J’allai donc, contrairement à mon habitude, dans un endroit où la musique est forte, où l’intoxication est la norme, où les femmes sont parées et où les hommes sont tarés. À peine arrivé, une jeune femme de vingt ans vint donc à ma rencontre pour me demander du feu (il semble que ce soit une métaphore classique, cela m’est encore arrivé hier dans la nuit…). Je lui répondis que je ne fumais pas, sauf bien sûr la shisha, et l’engageai je ne sais plus comment sur une conversation philosophique, mythologique et psychologique, selon mon habitude, curieux de connaître l’âme de cet être qui s’était avancé vers moi.

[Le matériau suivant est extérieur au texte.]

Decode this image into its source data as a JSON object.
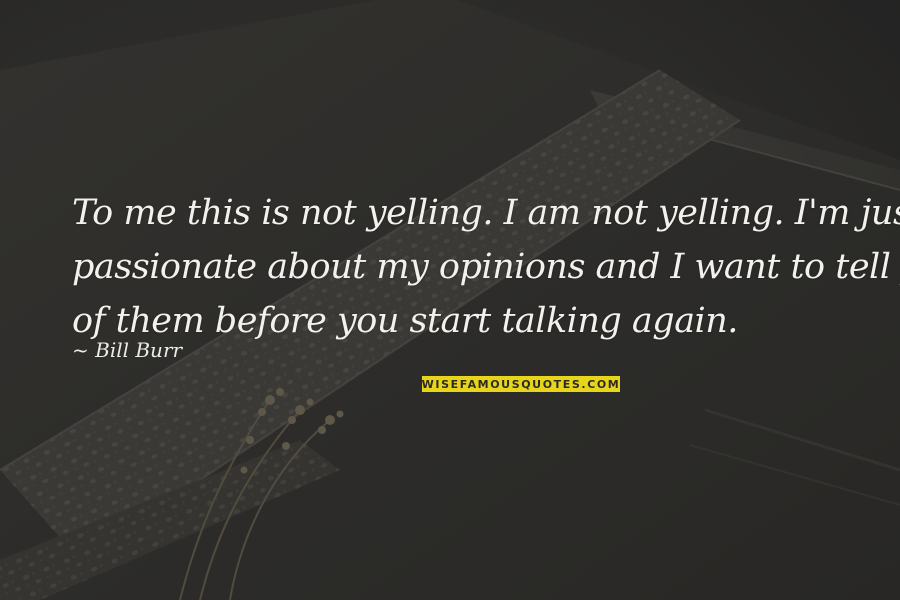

Et j’allai droit au but, c’est-à-dire que je la déstabilisai avec mes multiples questions existentielles, profitant aussi de mon expérience d’interviewer des symptômes pour la relancer, lui faire clarifier sa pensée, ses sentiments, remarquant sur elle chaque signe, chaque mouvement des yeux, chaque geste non-verbal. Après une ou deux heures, je connaissais les détails les plus intimes de sa vie, ses souffrances, ses peines, ses craintes.

L’une de mes questions fut de vouloir connaître comment elle décrivait sa génération, elle qui était de onze ans ma cadette, moi qui considérais la mienne comme une génération sans but, qui se cherche encore, une génération existentielle. Elle me répondit qu’elle était de la génération “pute”. Mais elle aurait voulu être née dans la génération précédente, dans la mienne. Elle était existentialiste : elle était une ex-junkie.

Par mes questions, je lui avais jeté un sort, je lui avais offert sa génération idéale. Elle m’offrit violemment en retour, sans que je ne demande rien, sa génération “pute”.

Le lendemain je quittais pour Montréal, j’avais passé un peu le balais sur les débris du cristal éclaté.